Try this fun, kid-friendly recipe for quiche-stuffed peppers! Colorful, delicious, and nutrient-dense, they’re sure to become a staple on your family menu for years to come.
Quiche-Stuffed Bell Peppers
2 bell peppers
1 tablespoon olive oil
1/4 cup onion, diced
1/4 cup broccoli, chopped
1/4 cup tomato, diced
1/8 cup whole milk
1/8 teapsoon cayenne pepper, ground
1/8 teaspoon salt
1/8 teaspoon black pepper, ground
1/4 cup cheddar cheese, shredded
Step 1 Preheat oven to 375˚F.
Step 2 Halve, core, and seed peppers. Leave stems intact if desired.
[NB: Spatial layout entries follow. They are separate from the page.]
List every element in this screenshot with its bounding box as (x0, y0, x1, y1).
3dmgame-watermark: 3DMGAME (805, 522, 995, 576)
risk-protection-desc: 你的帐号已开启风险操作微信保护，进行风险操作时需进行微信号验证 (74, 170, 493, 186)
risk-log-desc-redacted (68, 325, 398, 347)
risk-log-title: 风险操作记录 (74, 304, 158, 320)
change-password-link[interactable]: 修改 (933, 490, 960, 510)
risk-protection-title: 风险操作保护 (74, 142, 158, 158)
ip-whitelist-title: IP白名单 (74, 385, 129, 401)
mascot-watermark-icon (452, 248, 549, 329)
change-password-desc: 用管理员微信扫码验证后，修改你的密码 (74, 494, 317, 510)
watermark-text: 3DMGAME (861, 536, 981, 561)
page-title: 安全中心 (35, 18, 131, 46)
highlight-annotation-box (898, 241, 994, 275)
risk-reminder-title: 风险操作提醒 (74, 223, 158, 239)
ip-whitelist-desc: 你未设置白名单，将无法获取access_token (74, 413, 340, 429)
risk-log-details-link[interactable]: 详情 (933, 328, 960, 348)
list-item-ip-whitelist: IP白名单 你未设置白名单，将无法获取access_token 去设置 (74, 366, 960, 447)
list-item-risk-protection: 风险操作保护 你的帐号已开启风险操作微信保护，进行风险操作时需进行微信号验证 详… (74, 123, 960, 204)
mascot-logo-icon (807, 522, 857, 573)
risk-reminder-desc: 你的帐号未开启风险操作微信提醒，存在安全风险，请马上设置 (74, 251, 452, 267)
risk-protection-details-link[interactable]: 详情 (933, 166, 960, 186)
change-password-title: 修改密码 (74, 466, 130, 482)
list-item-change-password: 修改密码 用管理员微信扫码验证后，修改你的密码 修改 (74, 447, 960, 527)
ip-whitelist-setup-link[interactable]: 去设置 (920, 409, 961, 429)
Step 3 Warm olive oil in a large skillet over medium heat. Add onions, broccoli, and tomatoes. Saute until onions are translucent and broccoli and tomatoes are fork-tender, about 5 minutes. Remove pan from heat.
Step 4 In a medium bowl, combine eggs, milk, cayenne pepper, salt, pepper, and cheese.
Step 5 Add vegetable mixture to egg mixture. Stir to combine.
Step 6 Place pepper halves skin-side down on baking sheet. Add approximately 2/3 cup filling to each.
Step 7 Bake 35 minutes, or until a toothpick inserted into center of filling comes out clean.
Tip: If pepper halves won’t sit flat on the baking sheet, prop them up with aluminum foil to prevent the filling from spilling out before it sets.